Christian B. Schlegel travels to campus from out of state. He sits across from me in a bright rainbow shirt and round glasses. For the first two years of his English Ph.D., he lived in Somerville. As his rent crept from $900 towards $1,000, he began to explore cheaper housing options.
Now, he commutes from Providence, R.I. “It was partly financial and partly just wanting to explore another place,” he explains. The journey to campus is two hours door-to-door, and he makes that trip twice a week. It’s a straight shot on the commuter rail.
Schlegel notes this is made much easier because Harvard subsidizes half the cost of a semesterly MBTA pass. Now, he’s only paying $150 of commuting fees per semester.

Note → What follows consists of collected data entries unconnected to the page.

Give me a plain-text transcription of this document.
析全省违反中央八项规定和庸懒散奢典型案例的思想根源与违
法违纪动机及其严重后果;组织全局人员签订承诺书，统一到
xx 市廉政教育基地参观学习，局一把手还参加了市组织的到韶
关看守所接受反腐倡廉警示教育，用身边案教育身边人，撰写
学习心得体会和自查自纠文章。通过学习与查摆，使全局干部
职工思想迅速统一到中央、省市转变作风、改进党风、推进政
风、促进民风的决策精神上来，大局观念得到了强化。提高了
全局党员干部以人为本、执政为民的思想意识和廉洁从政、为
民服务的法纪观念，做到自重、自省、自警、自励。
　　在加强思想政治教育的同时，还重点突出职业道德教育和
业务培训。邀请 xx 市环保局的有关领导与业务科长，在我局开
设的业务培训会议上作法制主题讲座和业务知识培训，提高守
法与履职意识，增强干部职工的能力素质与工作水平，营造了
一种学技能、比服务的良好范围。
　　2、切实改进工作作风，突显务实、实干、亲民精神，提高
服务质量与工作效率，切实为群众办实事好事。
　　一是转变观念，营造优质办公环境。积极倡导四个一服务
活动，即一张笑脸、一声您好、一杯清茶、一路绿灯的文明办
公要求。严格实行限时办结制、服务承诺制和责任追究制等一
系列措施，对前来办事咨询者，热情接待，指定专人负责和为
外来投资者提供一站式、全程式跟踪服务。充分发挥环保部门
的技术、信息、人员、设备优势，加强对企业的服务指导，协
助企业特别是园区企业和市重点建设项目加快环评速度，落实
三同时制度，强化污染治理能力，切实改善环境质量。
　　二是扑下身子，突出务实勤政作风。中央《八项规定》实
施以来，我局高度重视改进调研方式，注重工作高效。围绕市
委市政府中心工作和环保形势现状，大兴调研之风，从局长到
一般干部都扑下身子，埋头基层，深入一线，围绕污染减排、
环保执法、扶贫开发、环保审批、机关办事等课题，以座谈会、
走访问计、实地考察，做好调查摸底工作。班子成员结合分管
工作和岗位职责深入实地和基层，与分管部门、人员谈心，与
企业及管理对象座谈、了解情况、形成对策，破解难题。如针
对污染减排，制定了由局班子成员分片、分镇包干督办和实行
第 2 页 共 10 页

In an emailed statement, Hall wrote that GSAS administrators “meet regularly” with the Graduate Student Council, and that the MBTA subsidy came out of conversations with council members. “At one meeting, student leaders asked GSAS to consider increasing the subsidy on MBTA semester passes to 50 percent. GSAS agreed,” she wrote.
Thomas M. Jamison and his wife purchased their home in Waltham.
“One’s housing allowance from the University goes so much farther soon as you just get over the border of Cambridge. The downside of that? My life is run around the vicissitudes of the train system,” he muses. “I can’t tell you how many times I’ve had to run out of a faculty dinner because I have to catch a train.”
Jamison takes the Fitchburg line of the commuter rail from Waltham to Porter Square, and then the red line to Harvard Square. During his very first week, he recalls that his train stopped between Waverly and Belmont for about 30 minutes. Fortunately, his schedule was flexible that day, but he remembered thinking, “Wow, if I had an appointment or a class I just would have missed it.” Now, he says, “I always come an hour or two early so I don’t miss my commitments.”
To avoid being “at the mercy of the commuter rail,” Jamison prefers to bike five miles into Cambridge. “My bike is never late,” he laughs.
Jamison wryly acknowledges the irony of his scheduling difficulties. “Waltham’s biggest industry was forever the clock,” he says. “When I think about the famous Waltham watch company, it’s a bitter irony that the train is always fucking late—I take a little bit of poetic justice from that.”
This article has been revised to reflect the following correction:
CORRECTION: March 9, 2018
A previous version of this article incorrectly indicated that Erin M. Hutchinson lives with her husband. In fact, she lives with her boyfriend; she and her boyfriend are not married.